If your goal is a low-cost stocks and shares ISA in 2026:

  1. Pick a global index fund with an OCF around 0.13–0.25%.
  2. Pick a platform that, given your portfolio size, costs less than 0.25% on the platform fee alone.
  3. Avoid platforms with material FX spreads if you are buying US-listed ETFs.
  4. Reassess platform choice when your portfolio crosses £75,000.

A reasonable end-state for a £50,000+ portfolio in 2026: total costs around 0.30–0.40% per year. If you are materially above that, something is off—usually an active fund or a legacy platform that has quietly drifted out of best-buy territory.

The savings, compounded for thirty years, are larger than they sound.

Frequently asked questions

How much do stocks and shares ISA fees typically cost?

A reasonable target for a UK stocks and shares ISA in 2026 is total costs of 0.25–0.45% per year, combining platform and fund charges. ISAs charging more than 1% all-in are usually paying for active management or premium service most readers don't actually need.
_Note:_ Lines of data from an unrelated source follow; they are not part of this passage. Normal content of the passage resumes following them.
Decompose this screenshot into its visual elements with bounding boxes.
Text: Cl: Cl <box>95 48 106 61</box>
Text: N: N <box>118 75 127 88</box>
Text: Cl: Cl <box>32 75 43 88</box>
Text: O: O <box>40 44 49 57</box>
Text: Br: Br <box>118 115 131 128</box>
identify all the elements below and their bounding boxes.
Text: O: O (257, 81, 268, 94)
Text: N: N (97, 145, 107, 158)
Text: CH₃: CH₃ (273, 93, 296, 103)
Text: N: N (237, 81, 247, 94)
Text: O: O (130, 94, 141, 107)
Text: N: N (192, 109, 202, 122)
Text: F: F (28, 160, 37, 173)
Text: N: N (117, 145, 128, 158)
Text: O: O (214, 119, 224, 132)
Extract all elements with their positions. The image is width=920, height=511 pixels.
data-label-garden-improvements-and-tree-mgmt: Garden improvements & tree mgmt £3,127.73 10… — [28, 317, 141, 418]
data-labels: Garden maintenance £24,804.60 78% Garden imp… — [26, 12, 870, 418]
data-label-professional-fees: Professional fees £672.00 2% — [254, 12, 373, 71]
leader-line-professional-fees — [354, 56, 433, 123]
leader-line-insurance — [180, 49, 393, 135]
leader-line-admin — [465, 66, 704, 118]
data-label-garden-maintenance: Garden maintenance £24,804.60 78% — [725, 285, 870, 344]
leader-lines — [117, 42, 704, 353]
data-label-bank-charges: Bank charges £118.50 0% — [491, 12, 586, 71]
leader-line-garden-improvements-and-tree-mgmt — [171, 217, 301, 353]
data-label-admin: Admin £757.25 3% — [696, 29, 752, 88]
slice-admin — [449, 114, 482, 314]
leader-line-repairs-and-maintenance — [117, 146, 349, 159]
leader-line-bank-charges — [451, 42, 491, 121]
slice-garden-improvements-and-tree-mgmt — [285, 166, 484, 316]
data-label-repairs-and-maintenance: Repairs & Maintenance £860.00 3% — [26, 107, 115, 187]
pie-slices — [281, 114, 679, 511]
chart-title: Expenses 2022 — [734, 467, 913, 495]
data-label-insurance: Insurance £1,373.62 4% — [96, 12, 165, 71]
Are flat-fee ISAs worth it?

Above £75,000–£100,000 invested, a flat-fee platform like Interactive Investor usually beats a percentage-fee equivalent on cost. Below that, percentage-fee platforms with low caps are usually cheaper—and the crossover point is what most people miss.

What is a fund OCF?

Ongoing Charges Figure—the annual cost of owning the fund, including the manager's fee and operational costs. It excludes trading costs inside the fund and any front-end loads. UK index funds sit at 0.05–0.25%; active funds 0.5–1.0%+.